Отдаленный грохот колес вывел ее из раздумий. Открыв глаза, девушка увидела, как повозки, одна за другой, едут мимо маршей к смотрителеву двору. Эльке выпрямилась, острым взором взглянула вдаль и, вновь пройдя через стойло, вернулась в убранные для прощального празднества комнаты. В комнатах тоже никого еще не было; только слышалось через стену, как на кухне переговариваются служанки. Накрытые для пиршества столы застили в одиночестве; зеркало между окнами, а также латунные заклепки на прилегающей печи [49]были затянуты белым полотном — теперь в комнате ничего не блестело. Эльке взглянула на растворенные дверцы алькова, в котором отец ее почил последним сном, подошла и плотно притворила их; бездумно прочла стих, начертанный золотыми буквами меж роз и гвоздик:
Чей день в заботах проведен,
Вкусит тот ночью мирный сон.
Это написано ее дедом!.. Она взглянула мельком на почти пустой стенной шкаф: сквозь стеклянные дверцы виднелся кубок, который, как рассказывал отец, был завоеван им в молодости в конных состязаниях с кольцом [50]. Эльке взяла кубок и поставила рядом с прибором старшего смотрителя. Грохот колес слышался уже на насыпи; Эльке подошла к окну взглянуть. Повозки, одна за другой, стали подъезжать к дому; гости бодро спрыгивали на землю и, потирая застывшие руки и переговариваясь, заходили в дом. Вскоре все уже расселись за столами, ломившимися от аппетитно пахнущих яств; в горнице — старший смотритель и пастор. Шум и веселая болтовня заполнили дом, как если бы сюда никогда не заглядывала смерть со устрашающе недвижной тишиной. Молча, не спуская глаз с гостей, обходила Эльке со служанками столы, чтобы на прощальном пиршестве всего было вдосталь. Хауке Хайен сидел в соседней комнате, вместе с Оле Петерсом и хозяевами не слишком крупных дворов. После того как гости откушали, принесли курительные трубки из белой глины [51], Эльке разливала кофе, в котором сегодня также не было недостатка. В горнице, у бюро покойного, стоял старший смотритель рядом с пастором и седовласым уполномоченным по плотине Йеве Маннерсом; они оживленно беседовали.
— Славно, господа, — сказал главный смотритель, — старого смотрителя мы с честью проводили, но кто же теперь займет его место? Я думаю, Маннерс, вы бы могли взять на себя эту обязанность.
Старый Маннерс с улыбкой приподнял свою черную бархатную шапочку.
— О, это удовольствие продлилось бы недолго, господин главный смотритель! Когда покойный
Теде Фолькертс стал смотрителем, в тот же год был назначен уполномоченным и я. С тех пор минуло сорок лет.
— Что же в том плохого? Вы отлично знаете дело, и у вас не будет затруднений в работе.
Но старик покачал головой.
— Нет-нет, досточтимый; вы уж оставьте меня там, где я есть; может быть, я еще протяну пару лет.
Пастор его поддержал:
— А почему бы, в самом деле, не поручить это дело тому, кто и так был занят им все последние годы?

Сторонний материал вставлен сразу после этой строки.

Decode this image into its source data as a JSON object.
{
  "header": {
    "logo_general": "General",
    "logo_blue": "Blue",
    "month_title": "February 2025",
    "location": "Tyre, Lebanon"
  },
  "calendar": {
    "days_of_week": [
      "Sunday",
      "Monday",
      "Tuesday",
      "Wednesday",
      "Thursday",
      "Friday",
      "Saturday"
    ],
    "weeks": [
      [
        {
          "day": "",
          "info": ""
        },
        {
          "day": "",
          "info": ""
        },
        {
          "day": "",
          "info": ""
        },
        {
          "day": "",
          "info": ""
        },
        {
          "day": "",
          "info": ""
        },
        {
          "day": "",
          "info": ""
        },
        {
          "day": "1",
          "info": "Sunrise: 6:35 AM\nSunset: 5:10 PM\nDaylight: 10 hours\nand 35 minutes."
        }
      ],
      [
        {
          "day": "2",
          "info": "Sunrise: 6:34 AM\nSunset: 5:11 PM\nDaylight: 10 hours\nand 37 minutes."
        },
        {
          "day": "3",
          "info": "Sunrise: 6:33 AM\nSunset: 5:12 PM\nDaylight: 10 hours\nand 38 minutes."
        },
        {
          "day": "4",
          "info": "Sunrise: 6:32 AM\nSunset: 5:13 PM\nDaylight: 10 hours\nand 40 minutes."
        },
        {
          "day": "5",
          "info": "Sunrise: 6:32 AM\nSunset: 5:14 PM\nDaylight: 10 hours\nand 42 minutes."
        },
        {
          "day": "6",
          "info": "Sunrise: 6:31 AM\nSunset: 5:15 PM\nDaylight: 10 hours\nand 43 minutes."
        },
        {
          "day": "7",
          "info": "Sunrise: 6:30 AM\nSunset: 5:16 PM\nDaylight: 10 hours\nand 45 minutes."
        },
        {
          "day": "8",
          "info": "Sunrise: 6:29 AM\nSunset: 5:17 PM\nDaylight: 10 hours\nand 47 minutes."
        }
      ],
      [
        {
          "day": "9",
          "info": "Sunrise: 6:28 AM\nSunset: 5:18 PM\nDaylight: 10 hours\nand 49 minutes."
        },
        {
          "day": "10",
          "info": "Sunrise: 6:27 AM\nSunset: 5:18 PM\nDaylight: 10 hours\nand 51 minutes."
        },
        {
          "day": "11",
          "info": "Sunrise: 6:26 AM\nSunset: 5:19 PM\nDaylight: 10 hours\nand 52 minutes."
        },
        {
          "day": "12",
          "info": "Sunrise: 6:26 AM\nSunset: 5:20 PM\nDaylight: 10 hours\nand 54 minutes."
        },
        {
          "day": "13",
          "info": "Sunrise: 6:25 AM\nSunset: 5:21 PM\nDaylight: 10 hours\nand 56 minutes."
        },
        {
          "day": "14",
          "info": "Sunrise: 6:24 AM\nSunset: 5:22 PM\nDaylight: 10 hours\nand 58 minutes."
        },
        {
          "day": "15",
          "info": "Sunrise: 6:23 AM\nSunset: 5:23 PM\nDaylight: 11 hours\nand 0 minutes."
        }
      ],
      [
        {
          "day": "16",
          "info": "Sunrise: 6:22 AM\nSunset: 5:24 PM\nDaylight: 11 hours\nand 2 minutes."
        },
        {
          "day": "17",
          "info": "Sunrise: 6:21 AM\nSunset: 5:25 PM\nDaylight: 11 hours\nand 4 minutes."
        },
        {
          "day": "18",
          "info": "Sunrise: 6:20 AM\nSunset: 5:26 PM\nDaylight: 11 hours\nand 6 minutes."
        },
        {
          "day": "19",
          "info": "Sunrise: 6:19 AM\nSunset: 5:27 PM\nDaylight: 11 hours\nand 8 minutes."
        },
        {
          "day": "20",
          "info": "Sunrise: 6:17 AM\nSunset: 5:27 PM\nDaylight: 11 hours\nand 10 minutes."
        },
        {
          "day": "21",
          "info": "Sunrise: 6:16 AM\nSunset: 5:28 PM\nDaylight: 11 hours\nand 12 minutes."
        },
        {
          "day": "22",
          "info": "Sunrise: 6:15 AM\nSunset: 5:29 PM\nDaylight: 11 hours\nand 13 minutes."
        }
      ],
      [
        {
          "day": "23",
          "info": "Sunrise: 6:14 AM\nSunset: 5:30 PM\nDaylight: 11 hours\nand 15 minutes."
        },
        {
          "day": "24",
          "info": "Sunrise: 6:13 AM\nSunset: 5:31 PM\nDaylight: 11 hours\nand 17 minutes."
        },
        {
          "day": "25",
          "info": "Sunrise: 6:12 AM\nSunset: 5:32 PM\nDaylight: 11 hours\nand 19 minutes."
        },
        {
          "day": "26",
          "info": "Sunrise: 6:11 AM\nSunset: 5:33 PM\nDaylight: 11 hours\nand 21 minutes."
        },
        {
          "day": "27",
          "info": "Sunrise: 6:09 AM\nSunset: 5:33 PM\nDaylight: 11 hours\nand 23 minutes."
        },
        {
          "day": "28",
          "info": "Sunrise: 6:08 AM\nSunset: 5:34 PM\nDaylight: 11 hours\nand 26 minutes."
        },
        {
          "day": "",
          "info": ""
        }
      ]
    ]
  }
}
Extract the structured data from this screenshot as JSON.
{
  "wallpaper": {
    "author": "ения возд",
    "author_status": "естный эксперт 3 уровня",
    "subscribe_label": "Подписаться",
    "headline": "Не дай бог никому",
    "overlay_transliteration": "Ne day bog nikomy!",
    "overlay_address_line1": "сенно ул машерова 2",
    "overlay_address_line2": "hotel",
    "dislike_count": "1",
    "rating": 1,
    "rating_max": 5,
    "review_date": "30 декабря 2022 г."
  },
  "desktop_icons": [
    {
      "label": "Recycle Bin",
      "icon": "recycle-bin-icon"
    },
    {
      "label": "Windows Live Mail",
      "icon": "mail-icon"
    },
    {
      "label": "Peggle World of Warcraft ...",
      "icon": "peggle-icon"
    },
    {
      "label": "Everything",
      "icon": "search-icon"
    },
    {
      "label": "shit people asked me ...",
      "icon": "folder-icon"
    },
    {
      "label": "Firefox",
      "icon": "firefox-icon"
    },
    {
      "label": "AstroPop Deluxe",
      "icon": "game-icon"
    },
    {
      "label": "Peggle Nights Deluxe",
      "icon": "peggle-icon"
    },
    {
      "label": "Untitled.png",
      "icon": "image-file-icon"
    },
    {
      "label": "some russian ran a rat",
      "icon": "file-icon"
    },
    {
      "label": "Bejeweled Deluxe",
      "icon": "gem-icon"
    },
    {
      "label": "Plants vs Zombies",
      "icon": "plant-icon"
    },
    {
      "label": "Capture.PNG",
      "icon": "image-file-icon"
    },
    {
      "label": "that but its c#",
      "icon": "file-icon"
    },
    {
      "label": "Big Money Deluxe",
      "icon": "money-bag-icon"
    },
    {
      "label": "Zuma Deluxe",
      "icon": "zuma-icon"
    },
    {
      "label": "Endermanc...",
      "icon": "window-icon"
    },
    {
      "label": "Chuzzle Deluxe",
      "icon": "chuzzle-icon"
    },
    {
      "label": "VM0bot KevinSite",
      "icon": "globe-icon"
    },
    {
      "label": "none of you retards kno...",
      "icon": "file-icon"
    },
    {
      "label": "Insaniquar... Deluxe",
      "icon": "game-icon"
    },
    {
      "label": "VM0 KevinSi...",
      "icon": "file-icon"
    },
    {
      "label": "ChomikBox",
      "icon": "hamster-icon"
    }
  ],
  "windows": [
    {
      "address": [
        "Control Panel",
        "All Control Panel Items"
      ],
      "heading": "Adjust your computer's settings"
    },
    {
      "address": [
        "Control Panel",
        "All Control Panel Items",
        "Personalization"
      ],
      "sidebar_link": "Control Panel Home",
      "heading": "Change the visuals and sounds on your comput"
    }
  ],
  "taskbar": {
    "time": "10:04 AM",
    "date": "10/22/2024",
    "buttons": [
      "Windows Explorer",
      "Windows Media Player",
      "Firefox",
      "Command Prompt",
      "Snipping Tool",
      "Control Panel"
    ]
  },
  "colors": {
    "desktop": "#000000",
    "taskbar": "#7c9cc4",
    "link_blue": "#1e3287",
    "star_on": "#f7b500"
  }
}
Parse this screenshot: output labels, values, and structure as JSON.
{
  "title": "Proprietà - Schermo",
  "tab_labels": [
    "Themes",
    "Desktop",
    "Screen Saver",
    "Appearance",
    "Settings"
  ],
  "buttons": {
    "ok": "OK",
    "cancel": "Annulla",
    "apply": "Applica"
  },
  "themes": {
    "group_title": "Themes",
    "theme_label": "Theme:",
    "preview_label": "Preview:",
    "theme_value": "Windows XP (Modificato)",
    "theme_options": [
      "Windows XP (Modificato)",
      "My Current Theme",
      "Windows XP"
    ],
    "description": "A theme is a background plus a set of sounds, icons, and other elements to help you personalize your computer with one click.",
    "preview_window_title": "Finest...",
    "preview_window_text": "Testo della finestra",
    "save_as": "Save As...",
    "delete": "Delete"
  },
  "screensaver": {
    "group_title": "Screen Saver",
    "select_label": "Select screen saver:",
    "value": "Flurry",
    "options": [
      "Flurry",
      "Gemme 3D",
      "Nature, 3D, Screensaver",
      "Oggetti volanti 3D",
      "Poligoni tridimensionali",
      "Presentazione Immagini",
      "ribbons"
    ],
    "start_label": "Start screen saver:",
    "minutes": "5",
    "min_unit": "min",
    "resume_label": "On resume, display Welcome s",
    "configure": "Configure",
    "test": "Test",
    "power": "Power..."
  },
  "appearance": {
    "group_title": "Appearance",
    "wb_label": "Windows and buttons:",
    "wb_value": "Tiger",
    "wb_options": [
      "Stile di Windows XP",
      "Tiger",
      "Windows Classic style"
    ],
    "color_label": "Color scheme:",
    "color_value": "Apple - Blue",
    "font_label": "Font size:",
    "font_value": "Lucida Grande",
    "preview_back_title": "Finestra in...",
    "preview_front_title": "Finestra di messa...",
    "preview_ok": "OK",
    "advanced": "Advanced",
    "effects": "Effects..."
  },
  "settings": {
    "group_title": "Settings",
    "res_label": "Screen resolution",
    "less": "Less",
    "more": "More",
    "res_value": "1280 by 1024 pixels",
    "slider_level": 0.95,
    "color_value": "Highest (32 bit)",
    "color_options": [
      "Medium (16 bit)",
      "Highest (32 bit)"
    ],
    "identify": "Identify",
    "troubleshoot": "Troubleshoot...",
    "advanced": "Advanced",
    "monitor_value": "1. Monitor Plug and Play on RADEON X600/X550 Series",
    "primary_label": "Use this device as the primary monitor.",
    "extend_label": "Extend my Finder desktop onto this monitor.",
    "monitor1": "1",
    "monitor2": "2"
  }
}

— Я вас не понял, господин пастор! — с удивлением взглянул на него главный смотритель.
Тогда пастор указал рукой в гостиную, где Хауке что-то медленно и серьезно объяснял двум пожилым землякам.
— Обратите-ка внимание на того долговязого фриза с серыми глазами, тонким носом и двумя выпуклостями на лбу! Это бывший батрак старого смотрителя; сейчас он владелец собственного двора, хоть еще и молод.
— Ему можно дать все тридцать! — заметил старший смотритель, вглядевшись в молодого человека.
— Ему еще нет двадцати четырех, — уточнил уполномоченный. — Но пастор прав: все улучшения, предложенные в последние годы относительно плотины, водоспусков и прочего, исходят от него. Старик в последние годы уже ни к чему не был способен.
— В самом деле? — спросил старший смотритель. — Так вы полагаете, что этот человек мог бы заместить своего старого хозяина?
— Да, конечно, — сказал Йеве Маннерс. — Но ему недостает, как тут говорят, почвы под ногами. У отца его было пятнадцать дематов, а сам он владеет двадцатью, но с этим до сих пор никто еще не становился смотрителем плотины.
Пастор раскрыл уже рот, собираясь что-то возразить, но тут к ним подошла Эльке Фолькертс, которая уже некоторое время находилась в этой комнате.
— Позвольте мне, ваша милость, сказать несколько слов, — обратилась она к старшему чиновнику, — чтобы из заблуждения, не дай Бог, не вышло несправедливости!
— Говорите же, госпожа Эльке, — отозвался тот. — Мудрость из милых девичьих уст всегда хороша.